Leave, RTT, training, travel, illness ... "Before the crisis", she said, "between 30 and 40% of tertiary positions were already vacant daily in Île-de-France". At Orange, 40% of employees were already teleworking, including salespeople and call center employees.
The telecom operator has abandoned Paris to "regroup" its teams and "meet the new needs" and "collaborative practices" of the 2.850 people who will frequent its new headquarters in the future, according to the manager.
"Very horizontal with only eight floors, it is organized around a huge atrium covered with a glass structure, very green, and includes an auditorium, three restaurants including the company one, a sports area and a number of cafeterias, café ", that is to say" 30% of meeting spaces and conviviality against 10 to 15% previously ", she specifies.
"Much more than before the crisis, coming to work will have to generate added value," said Mr. Guice. This "results in a tendency for the expansion of the flex-office (no official office) with less open space and traditional platforms to release new surfaces dedicated to meeting places, creation, presentation".
"Make surfaces profitable"
Some large groups located in the business district "are starting to repatriate or bring together subsidiaries and teams" to make their office space more profitable in La Défense. "In some towers, a company that occupied ten floors plans to abandon one or two", and at the same time companies based in peripheral sites "are considering relocating to the business district because they need less. square meters but the services it offers ", explains Mr. Guice.
Benoît Serre, Deputy Vice-President of the National Association of Human Resources Directors (ANDRH), also observes "a movement of reflection to rethink professions, make them + teleworkable + and gain in number of sites".

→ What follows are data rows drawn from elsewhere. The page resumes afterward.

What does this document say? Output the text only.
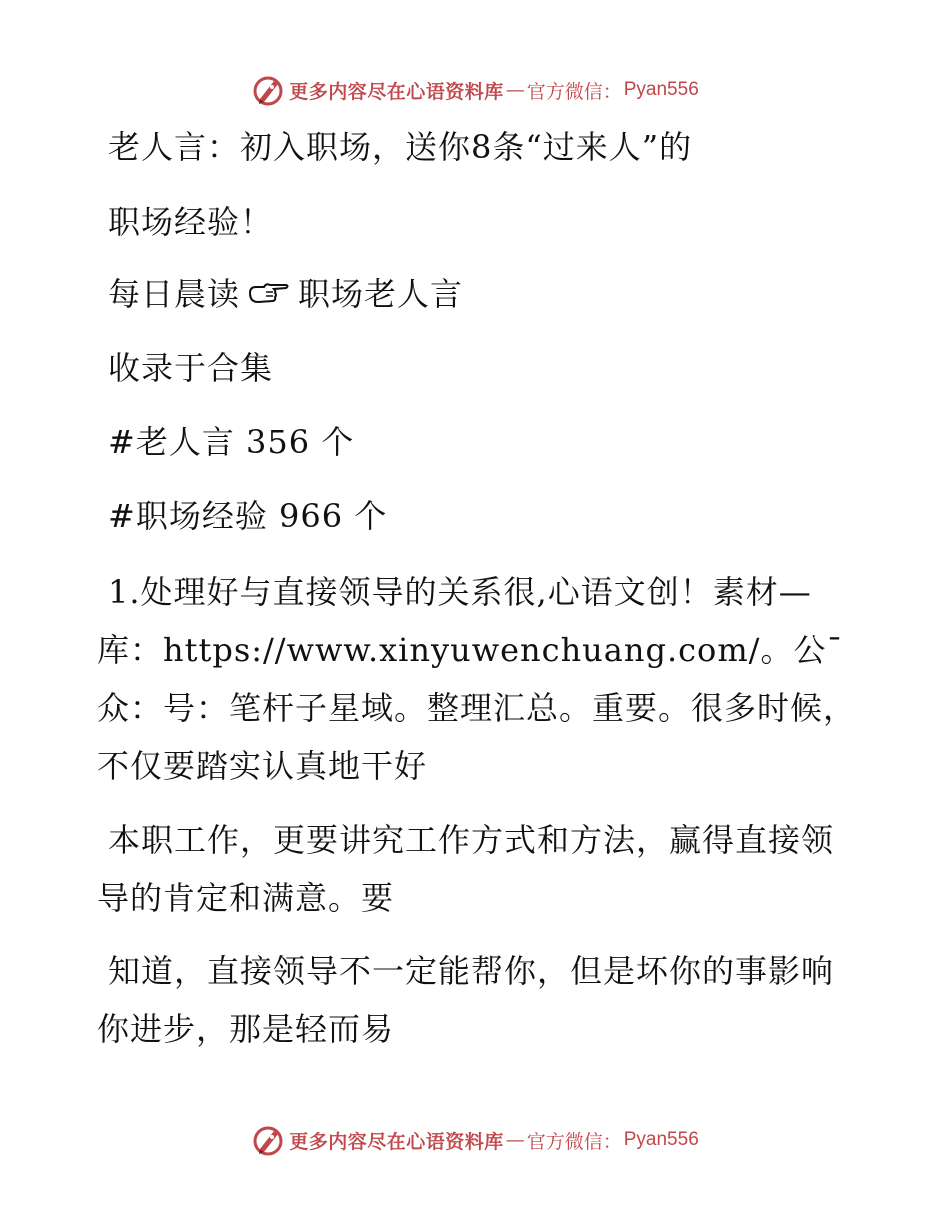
更多内容尽在心语资料库 — 官方微信： Pyan556
老人言：初入职场，送你8条“过来人”的
职场经验！
每日晨读 职场老人言
收录于合集
#老人言 356 个
#职场经验 966 个
1.处理好与直接领导的关系很,心语文创！素材—库：https://www.xinyuwenchuang.com/。公¯众：号：笔杆子星域。整理汇总。重要。很多时候，不仅要踏实认真地干好
本职工作，更要讲究工作方式和方法，赢得直接领导的肯定和满意。要
知道，直接领导不一定能帮你，但是坏你的事影响你进步，那是轻而易
更多内容尽在心语资料库 — 官方微信： Pyan556
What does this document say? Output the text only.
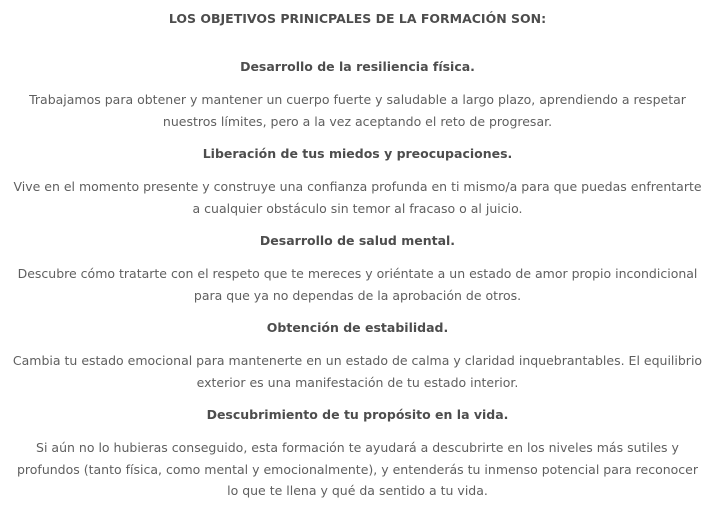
LOS OBJETIVOS PRINICPALES DE LA FORMACIÓN SON:
Desarrollo de la resiliencia física.

Trabajamos para obtener y mantener un cuerpo fuerte y saludable a largo plazo, aprendiendo a respetar nuestros límites, pero a la vez aceptando el reto de progresar.

Liberación de tus miedos y preocupaciones.

Vive en el momento presente y construye una confianza profunda en ti mismo/a para que puedas enfrentarte a cualquier obstáculo sin temor al fracaso o al juicio.

Desarrollo de salud mental.

Descubre cómo tratarte con el respeto que te mereces y oriéntate a un estado de amor propio incondicional para que ya no dependas de la aprobación de otros.

Obtención de estabilidad.

Cambia tu estado emocional para mantenerte en un estado de calma y claridad inquebrantables. El equilibrio exterior es una manifestación de tu estado interior.

Descubrimiento de tu propósito en la vida.

Si aún no lo hubieras conseguido, esta formación te ayudará a descubrirte en los niveles más sutiles y profundos (tanto física, como mental y emocionalmente), y entenderás tu inmenso potencial para reconocer lo que te llena y qué da sentido a tu vida.
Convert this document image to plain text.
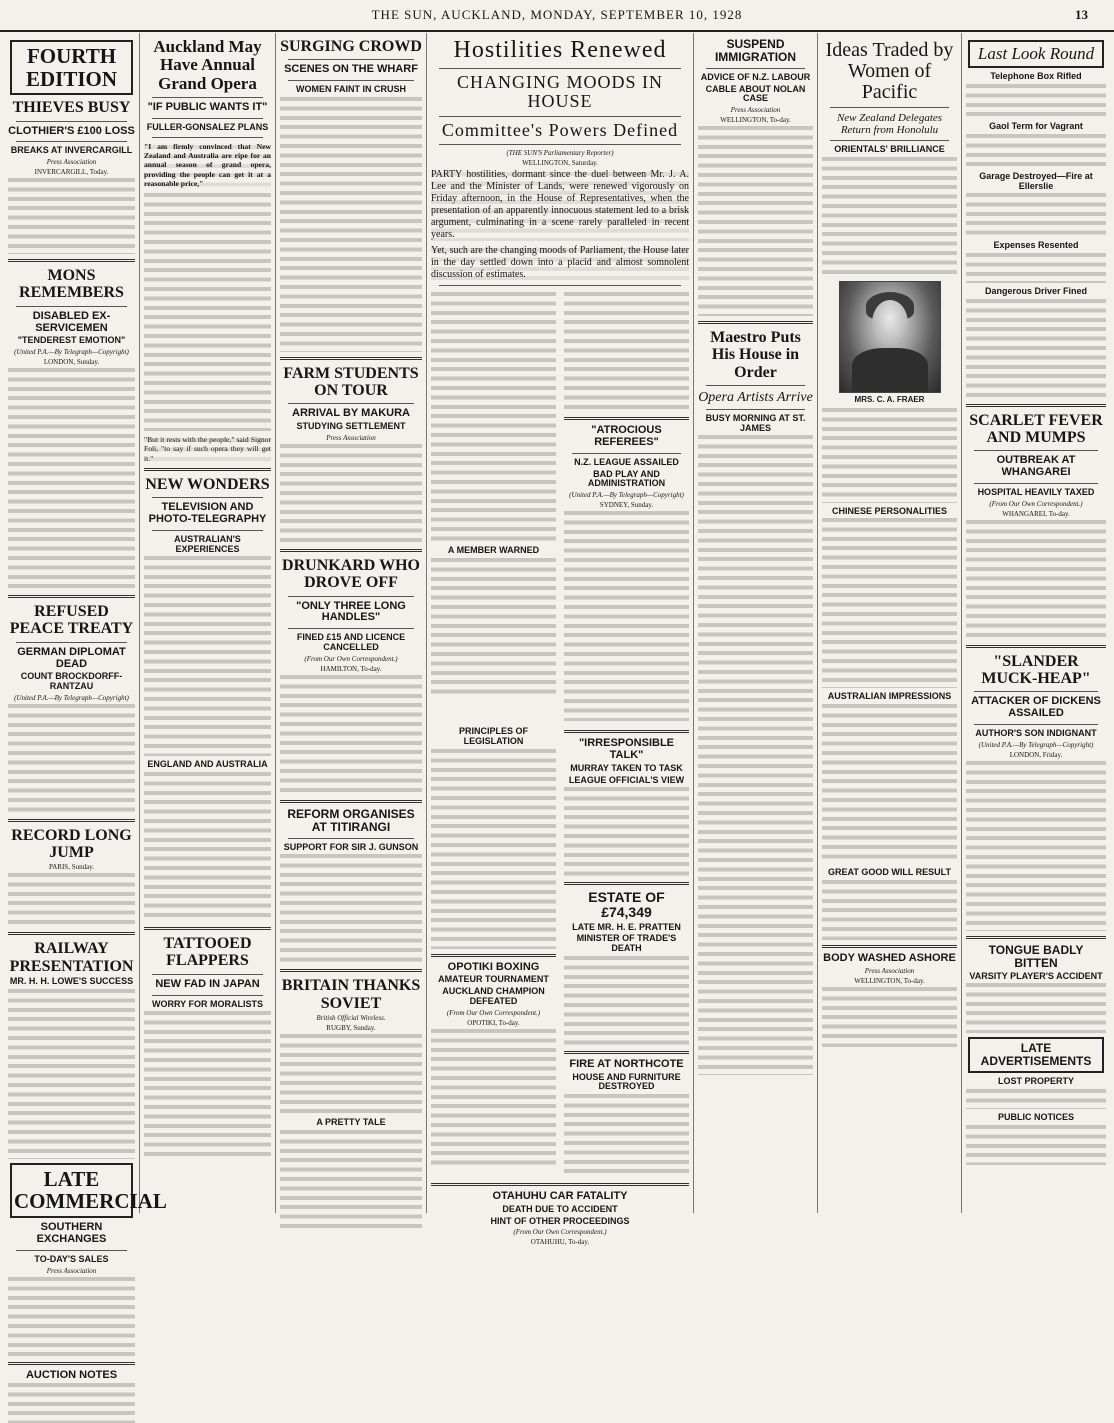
THE SUN, AUCKLAND, MONDAY, SEPTEMBER 10, 1928	13
FOURTH EDITION
THIEVES BUSY
CLOTHIER'S £100 LOSS
BREAKS AT INVERCARGILL
Press Association
INVERCARGILL, Today.
MONS REMEMBERS
DISABLED EX-SERVICEMEN
"TENDEREST EMOTION"
(United P.A.—By Telegraph—Copyright)
LONDON, Sunday.
REFUSED PEACE TREATY
GERMAN DIPLOMAT DEAD
COUNT BROCKDORFF-RANTZAU
(United P.A.—By Telegraph—Copyright)
RECORD LONG JUMP
PARIS, Sunday.
RAILWAY PRESENTATION
MR. H. H. LOWE'S SUCCESS
LATE COMMERCIAL
SOUTHERN EXCHANGES
TO-DAY'S SALES
Press Association
AUCTION NOTES
Auckland May Have Annual Grand Opera
"IF PUBLIC WANTS IT"
FULLER-GONSALEZ PLANS
"I am firmly convinced that New Zealand and Australia are ripe for an annual season of grand opera, providing the people can get it at a reasonable price,"
"But it rests with the people," said Signor Foli, "to say if such opera they will get it."
NEW WONDERS
TELEVISION AND PHOTO-TELEGRAPHY
AUSTRALIAN'S EXPERIENCES
ENGLAND AND AUSTRALIA
TATTOOED FLAPPERS
NEW FAD IN JAPAN
WORRY FOR MORALISTS
SURGING CROWD
SCENES ON THE WHARF
WOMEN FAINT IN CRUSH
FARM STUDENTS ON TOUR
ARRIVAL BY MAKURA
STUDYING SETTLEMENT
Press Association
DRUNKARD WHO DROVE OFF
"ONLY THREE LONG HANDLES"
FINED £15 AND LICENCE CANCELLED
(From Our Own Correspondent.)
HAMILTON, To-day.
REFORM ORGANISES AT TITIRANGI
SUPPORT FOR SIR J. GUNSON
BRITAIN THANKS SOVIET
British Official Wireless.
RUGBY, Sunday.
A PRETTY TALE
Hostilities Renewed
CHANGING MOODS IN HOUSE
Committee's Powers Defined
(THE SUN'S Parliamentary Reporter)
WELLINGTON, Saturday.
PARTY hostilities, dormant since the duel between Mr. J. A. Lee and the Minister of Lands, were renewed vigorously on Friday afternoon, in the House of Representatives, when the presentation of an apparently innocuous statement led to a brisk argument, culminating in a scene rarely paralleled in recent years.
Yet, such are the changing moods of Parliament, the House later in the day settled down into a placid and almost somnolent discussion of estimates.
A MEMBER WARNED
"ATROCIOUS REFEREES"
N.Z. LEAGUE ASSAILED
BAD PLAY AND ADMINISTRATION
(United P.A.—By Telegraph—Copyright)
SYDNEY, Sunday.
PRINCIPLES OF LEGISLATION
OPOTIKI BOXING
AMATEUR TOURNAMENT
AUCKLAND CHAMPION DEFEATED
(From Our Own Correspondent.)
OPOTIKI, To-day.
"IRRESPONSIBLE TALK"
MURRAY TAKEN TO TASK
LEAGUE OFFICIAL'S VIEW
ESTATE OF £74,349
LATE MR. H. E. PRATTEN
MINISTER OF TRADE'S DEATH
FIRE AT NORTHCOTE
HOUSE AND FURNITURE DESTROYED
OTAHUHU CAR FATALITY
DEATH DUE TO ACCIDENT
HINT OF OTHER PROCEEDINGS
(From Our Own Correspondent.)
OTAHUHU, To-day.
SUSPEND IMMIGRATION
ADVICE OF N.Z. LABOUR
CABLE ABOUT NOLAN CASE
Press Association
WELLINGTON, To-day.
Maestro Puts His House in Order
Opera Artists Arrive
BUSY MORNING AT ST. JAMES
Ideas Traded by Women of Pacific
New Zealand Delegates Return from Honolulu
ORIENTALS' BRILLIANCE
MRS. C. A. FRAER
CHINESE PERSONALITIES
AUSTRALIAN IMPRESSIONS
GREAT GOOD WILL RESULT
BODY WASHED ASHORE
Press Association
WELLINGTON, To-day.
Last Look Round
Telephone Box Rifled
Gaol Term for Vagrant
Garage Destroyed—Fire at Ellerslie
Expenses Resented
Dangerous Driver Fined
SCARLET FEVER AND MUMPS
OUTBREAK AT WHANGAREI
HOSPITAL HEAVILY TAXED
(From Our Own Correspondent.)
WHANGAREI, To-day.
"SLANDER MUCK-HEAP"
ATTACKER OF DICKENS ASSAILED
AUTHOR'S SON INDIGNANT
(United P.A.—By Telegraph—Copyright)
LONDON, Friday.
TONGUE BADLY BITTEN
VARSITY PLAYER'S ACCIDENT
LATE ADVERTISEMENTS
LOST PROPERTY
PUBLIC NOTICES
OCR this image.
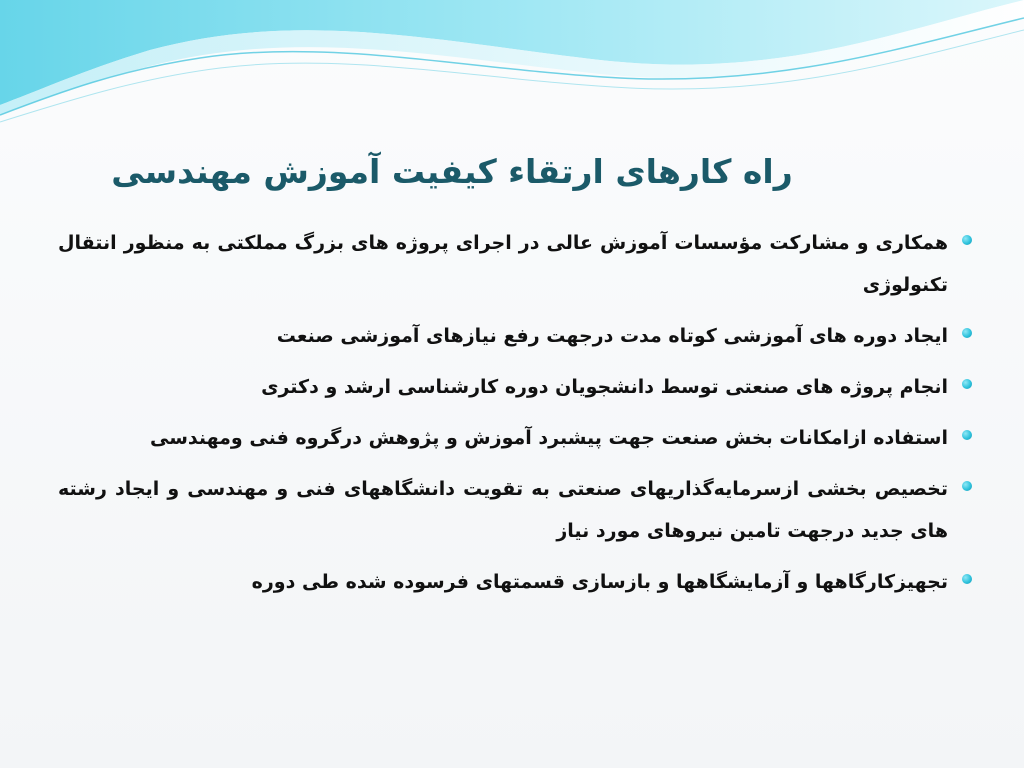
راه کارهای ارتقاء کیفیت آموزش مهندسی
همکاری و مشارکت مؤسسات آموزش عالی در اجرای پروژه های بزرگ مملکتی به منظور انتقال تکنولوژی
ایجاد دوره های آموزشی کوتاه مدت درجهت رفع نیازهای آموزشی صنعت
انجام پروژه های صنعتی توسط دانشجویان دوره کارشناسی ارشد و دکتری
استفاده ازامکانات بخش صنعت جهت پیشبرد آموزش و پژوهش درگروه فنی ومهندسی
تخصیص بخشی ازسرمایه‌گذاریهای صنعتی به تقویت دانشگاههای فنی و مهندسی و ایجاد رشته های جدید درجهت تامین نیروهای مورد نیاز
تجهیزکارگاهها و آزمایشگاهها و بازسازی قسمتهای فرسوده شده طی دوره
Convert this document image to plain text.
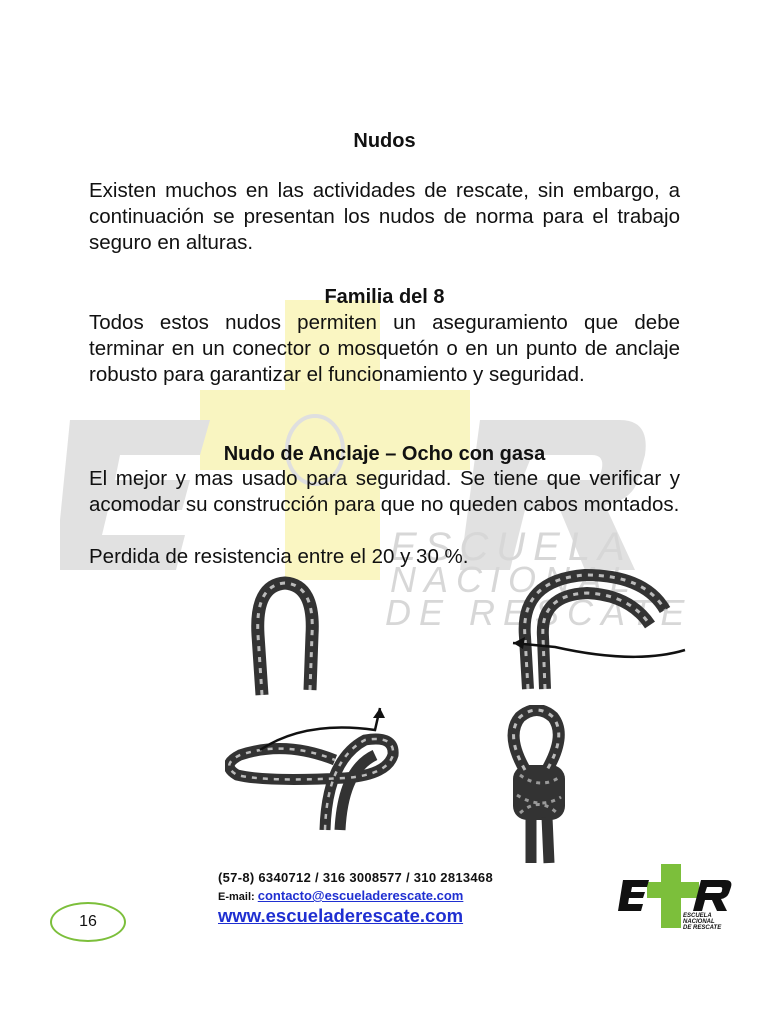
ESCUELA
NACIONAL
DE RESCATE
Nudos
Existen muchos en las actividades de rescate, sin embargo, a continuación se presentan los nudos de norma para el trabajo seguro en alturas.
Familia del 8
Todos estos nudos permiten un aseguramiento que debe terminar en un conector o mosquetón o en un punto de anclaje robusto para garantizar el funcionamiento y seguridad.
Nudo de Anclaje – Ocho con gasa
El mejor y mas usado para seguridad. Se tiene que verificar y acomodar su construcción para que no queden cabos montados.
Perdida de resistencia entre el 20 y 30 %.
(57-8) 6340712 / 316 3008577 / 310 2813468
E-mail: contacto@escueladerescate.com
www.escueladerescate.com
16	ESCUELA
NACIONAL
DE RESCATE
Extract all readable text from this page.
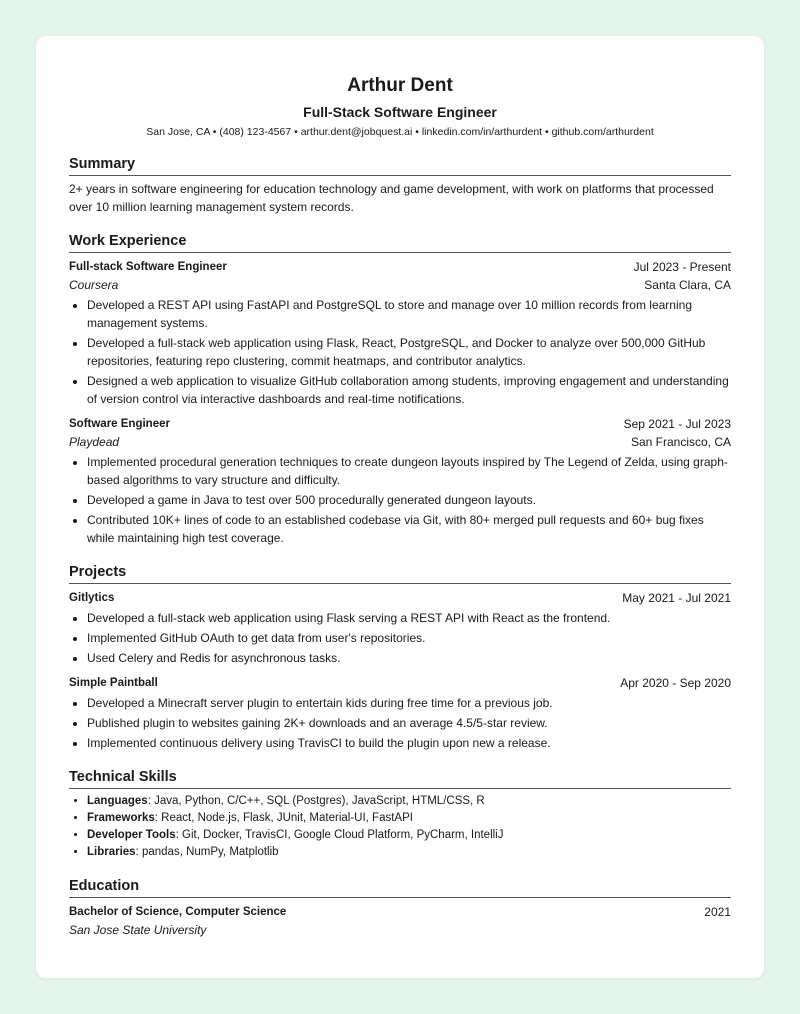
Arthur Dent
Full-Stack Software Engineer
San Jose, CA • (408) 123-4567 • arthur.dent@jobquest.ai • linkedin.com/in/arthurdent • github.com/arthurdent
Summary
2+ years in software engineering for education technology and game development, with work on platforms that processed over 10 million learning management system records.
Work Experience
Full-stack Software Engineer	Jul 2023 - Present
Coursera	Santa Clara, CA
• Developed a REST API using FastAPI and PostgreSQL to store and manage over 10 million records from learning management systems.
• Developed a full-stack web application using Flask, React, PostgreSQL, and Docker to analyze over 500,000 GitHub repositories, featuring repo clustering, commit heatmaps, and contributor analytics.
• Designed a web application to visualize GitHub collaboration among students, improving engagement and understanding of version control via interactive dashboards and real-time notifications.
Software Engineer	Sep 2021 - Jul 2023
Playdead	San Francisco, CA
• Implemented procedural generation techniques to create dungeon layouts inspired by The Legend of Zelda, using graph-based algorithms to vary structure and difficulty.
• Developed a game in Java to test over 500 procedurally generated dungeon layouts.
• Contributed 10K+ lines of code to an established codebase via Git, with 80+ merged pull requests and 60+ bug fixes while maintaining high test coverage.
Projects
Gitlytics	May 2021 - Jul 2021
• Developed a full-stack web application using Flask serving a REST API with React as the frontend.
• Implemented GitHub OAuth to get data from user's repositories.
• Used Celery and Redis for asynchronous tasks.
Simple Paintball	Apr 2020 - Sep 2020
• Developed a Minecraft server plugin to entertain kids during free time for a previous job.
• Published plugin to websites gaining 2K+ downloads and an average 4.5/5-star review.
• Implemented continuous delivery using TravisCI to build the plugin upon new a release.
Technical Skills
• Languages: Java, Python, C/C++, SQL (Postgres), JavaScript, HTML/CSS, R
• Frameworks: React, Node.js, Flask, JUnit, Material-UI, FastAPI
• Developer Tools: Git, Docker, TravisCI, Google Cloud Platform, PyCharm, IntelliJ
• Libraries: pandas, NumPy, Matplotlib
Education
Bachelor of Science, Computer Science	2021
San Jose State University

"Small sites, especially, are affected by closures. In large, it is rather a reduction of square meters, a reorganization. We will have to find the right balance between teleworking, attractive, and maintaining the local service. It's not just in terms of reducing square meters, ”he says.
Because "the temptation to save money on the rental of offices can be detrimental to the exercise of the collective work," warns Thomas Coutrot, head of the working conditions department at Dares, the statistical service of the Ministry of Labor. "The ultra-formalization of collective functioning risks eliminating informal functioning, which is very important for day-to-day regulation," he argues.
Strong expectations
"We will not go back to the previous pattern," said Sébastien Desideri, head of strategic studies at Malakoff Humanis, for whom "teleworking is generalizable".
"Fewer individual offices, more convivial spaces, but also work on acoustics - due to the increase in online meetings - are on the program", specifies Jean-François Colle, director of the work environment within this social protection group.
At Société Générale, we are also "rethinking" the situation. The bank is transforming the space and adding "coworking and brainstorming (reflection) spaces", more "small meeting rooms", says Caroline Guillaumin, HRD.
We come back to the office "for the social link but also because all the tools (Teams, Skype ...) block creativity. The objective is to have spaces of conviviality. When people come back to the site, they must find what they lack at home, ”she said.
At the head of Freelance.com, specializing in digital transformation, Laurent Lévy plans to leave La Défense and "bring together (his) two Parisian sites" in a coworking space in the 17th arrondissement.
"We are not thinking in terms of rental savings, but the towers of La Défense tend to favor work in silos (partitioned). The spaces freed up will allow us to develop more collaborative spaces". Goal ? "A long-term mode of operation with only three days on site and all the teams (220 people) in flex-office", he says.
"The crisis has anchored teleworking so much in the habits that the teams really expect another mode of operation; it is much deeper than a question of quantity of days of teleworking", he insists.